Here I build some minimalist example, which I would have expected to run fine on any laptop:
Here my synthetic data:
ncfg = 1009
platlength = 3
true_cov = np.array([[.8, .3, .1],
[.3, .4, .1],
[.1, .1, .9]])
true_mu = np.array([0, 0, 0])
rng = np.random.RandomState(0)
Yplateau = rng.multivariate_normal(mean=true_mu,
cov=true_cov,
size=ncfg)
print(Yplateau.shape)
Now a simple marginalised model, if I am aiming for a determination of mu but only view cov as a nuisance parameter:
marginalised_model = pm.Model()
with marginalised_model:
mu = pm.Flat("mu",initval=Yplateau.mean(axis=0),shape=platlength)
nu = pm.Exponential("nu",lam=1.0/np.sqrt(ncfg))
nup = nu + ncfg
scalep = ncfg * np.eye(platlength)
Y_obs = pm.MvStudentT("Y_obs",mu=mu,Sigma=scalep/(nup-platlength+1),nu=nup-platlength+1,
observed=Yplateau)
This samples OK, in less than one minute:
Now if I try to do basically the same but with an explicit sampling of the covariance:
wbtrivial_model = pm.Model()
with wbtrivial_model:
mu = pm.Flat("mu",initval=Yplateau.mean(axis=0),shape=platlength)
nu = pm.Exponential("nu",lam=1.0/np.sqrt(ncfg))
S = np.eye(platlength)
cov = pm.WishartBartlett('chol_cov', S, nu, is_cholesky=False, return_cholesky=False,
initval=plateaunaivecov)
Y_obs = pm.MvNormal("Y_obs",mu=mu,cov=cov,
observed=Yplateau)
then the sampler runs for hours.
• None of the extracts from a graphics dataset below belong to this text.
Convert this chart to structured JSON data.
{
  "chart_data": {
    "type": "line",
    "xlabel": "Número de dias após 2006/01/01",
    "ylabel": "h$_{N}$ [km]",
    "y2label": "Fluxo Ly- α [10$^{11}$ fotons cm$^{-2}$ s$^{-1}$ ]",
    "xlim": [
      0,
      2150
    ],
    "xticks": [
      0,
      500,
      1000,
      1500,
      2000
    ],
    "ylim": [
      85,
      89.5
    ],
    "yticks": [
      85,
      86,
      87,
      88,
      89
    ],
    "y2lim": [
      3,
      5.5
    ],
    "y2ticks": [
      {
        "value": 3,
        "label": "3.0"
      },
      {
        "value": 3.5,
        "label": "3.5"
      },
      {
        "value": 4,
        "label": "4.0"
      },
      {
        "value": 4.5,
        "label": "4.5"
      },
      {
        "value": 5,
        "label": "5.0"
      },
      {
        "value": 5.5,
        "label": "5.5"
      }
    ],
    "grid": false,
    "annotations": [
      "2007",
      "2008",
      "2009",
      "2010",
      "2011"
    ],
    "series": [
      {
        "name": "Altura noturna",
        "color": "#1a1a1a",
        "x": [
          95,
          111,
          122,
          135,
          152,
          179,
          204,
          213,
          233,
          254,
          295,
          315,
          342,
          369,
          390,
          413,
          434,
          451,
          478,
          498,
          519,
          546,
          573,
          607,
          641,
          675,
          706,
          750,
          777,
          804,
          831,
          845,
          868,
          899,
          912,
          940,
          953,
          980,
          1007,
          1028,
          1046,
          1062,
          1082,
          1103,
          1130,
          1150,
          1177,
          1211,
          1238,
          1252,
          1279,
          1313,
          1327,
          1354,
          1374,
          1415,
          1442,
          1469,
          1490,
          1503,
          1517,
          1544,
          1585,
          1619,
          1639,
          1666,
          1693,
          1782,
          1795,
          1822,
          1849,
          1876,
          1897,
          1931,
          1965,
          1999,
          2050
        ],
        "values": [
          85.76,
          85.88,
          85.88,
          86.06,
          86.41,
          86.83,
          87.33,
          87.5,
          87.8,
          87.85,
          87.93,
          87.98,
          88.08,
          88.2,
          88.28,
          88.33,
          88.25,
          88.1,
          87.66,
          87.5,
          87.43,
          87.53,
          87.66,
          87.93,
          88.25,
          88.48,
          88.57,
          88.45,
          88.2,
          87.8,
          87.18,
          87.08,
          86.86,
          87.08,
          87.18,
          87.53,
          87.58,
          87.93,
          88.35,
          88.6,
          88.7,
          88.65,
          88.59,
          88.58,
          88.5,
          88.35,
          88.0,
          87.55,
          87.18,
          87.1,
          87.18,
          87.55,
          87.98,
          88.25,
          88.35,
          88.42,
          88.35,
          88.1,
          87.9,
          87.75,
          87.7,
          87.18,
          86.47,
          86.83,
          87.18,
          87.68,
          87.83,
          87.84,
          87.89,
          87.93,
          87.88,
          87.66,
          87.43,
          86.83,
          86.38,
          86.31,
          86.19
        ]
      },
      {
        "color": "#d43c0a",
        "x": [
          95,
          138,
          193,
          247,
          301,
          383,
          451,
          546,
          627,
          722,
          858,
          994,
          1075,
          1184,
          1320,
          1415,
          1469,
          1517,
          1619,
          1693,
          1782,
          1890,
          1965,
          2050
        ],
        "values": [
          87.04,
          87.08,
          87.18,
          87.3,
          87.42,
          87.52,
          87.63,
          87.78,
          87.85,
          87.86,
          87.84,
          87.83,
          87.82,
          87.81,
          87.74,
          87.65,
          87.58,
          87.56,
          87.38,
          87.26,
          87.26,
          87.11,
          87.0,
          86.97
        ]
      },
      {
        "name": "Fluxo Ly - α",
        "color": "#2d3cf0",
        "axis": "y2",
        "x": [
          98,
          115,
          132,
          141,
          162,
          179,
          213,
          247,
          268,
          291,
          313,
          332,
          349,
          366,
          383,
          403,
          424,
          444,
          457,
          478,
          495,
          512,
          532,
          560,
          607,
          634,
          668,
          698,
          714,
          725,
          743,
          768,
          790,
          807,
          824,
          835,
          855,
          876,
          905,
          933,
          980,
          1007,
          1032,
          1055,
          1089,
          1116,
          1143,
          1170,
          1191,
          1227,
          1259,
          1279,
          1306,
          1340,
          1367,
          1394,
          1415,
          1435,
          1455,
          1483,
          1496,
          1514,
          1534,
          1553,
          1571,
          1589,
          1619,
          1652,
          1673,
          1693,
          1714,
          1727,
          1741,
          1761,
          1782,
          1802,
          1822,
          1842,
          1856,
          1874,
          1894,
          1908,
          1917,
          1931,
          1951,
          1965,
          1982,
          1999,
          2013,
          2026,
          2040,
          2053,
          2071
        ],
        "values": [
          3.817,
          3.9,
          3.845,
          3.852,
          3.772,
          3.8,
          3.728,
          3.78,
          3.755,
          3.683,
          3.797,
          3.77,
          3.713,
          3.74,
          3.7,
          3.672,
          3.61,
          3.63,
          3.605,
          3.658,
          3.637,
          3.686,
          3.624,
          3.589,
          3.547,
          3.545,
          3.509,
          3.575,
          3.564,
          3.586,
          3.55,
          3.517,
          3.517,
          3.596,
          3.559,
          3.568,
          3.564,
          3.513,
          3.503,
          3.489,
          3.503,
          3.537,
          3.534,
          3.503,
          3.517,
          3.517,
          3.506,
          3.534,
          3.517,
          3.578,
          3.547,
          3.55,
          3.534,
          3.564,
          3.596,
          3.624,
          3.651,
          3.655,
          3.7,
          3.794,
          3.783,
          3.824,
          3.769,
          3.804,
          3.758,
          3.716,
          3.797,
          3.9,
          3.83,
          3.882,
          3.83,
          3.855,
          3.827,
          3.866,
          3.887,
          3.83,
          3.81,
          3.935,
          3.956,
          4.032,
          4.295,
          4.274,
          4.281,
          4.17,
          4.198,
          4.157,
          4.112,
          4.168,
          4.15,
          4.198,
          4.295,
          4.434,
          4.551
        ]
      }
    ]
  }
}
Just to infer a 3x3 covariance matrix!
However in this case I can get the MAP quickly, but this is essentially just the sample covariance, so not very interesting.
Using LKJ priors is just as slow, but on top of that my MAP seems to make no sense (even with eta=1 the MAP covariance is much more diagonal than the sample covariance)
lkjtrivial_model = pm.Model()
with lkjtrivial_model:
mu = pm.Flat("mu",initval=Yplateau.mean(axis=0),shape=platlength)
sd_dist = pm.Exponential.dist(np.eye(platlength), size=platlength)
chol, corr, sigmas = pm.LKJCholeskyCov(
'chol_cov', eta=1.0, n=platlength, sd_dist=sd_dist
)
Y_obs = pm.MvNormal("Y_obs",mu=mu,chol=chol,
observed=Yplateau)
Is there a way to improve either the WB or the LKJ model in a way which would give me a result in a few minutes for this extremely simple synthetic data?
Or is it just that MvNormal likelihoods are always at least 100-1000x more expensive than Normal likelihood and I have to live with that?
In real life my models are of course more complicated: mu is built from a bunch of other random variables.
PS:
There’s some new-ish PyMC feature I hadn’t tried yet which is the possibility of using sample_blackjax_nuts() or sample_numpyro_nuts(). I just tried that on the minimalist example and that’s a game changer. I obtain decent results in a few seconds (despite a lot of divergences). So the conclusion should be never to use pm.sample() any more??
On my real-life data, Numpyro is still having a hard time, but I will keep exploring this direction.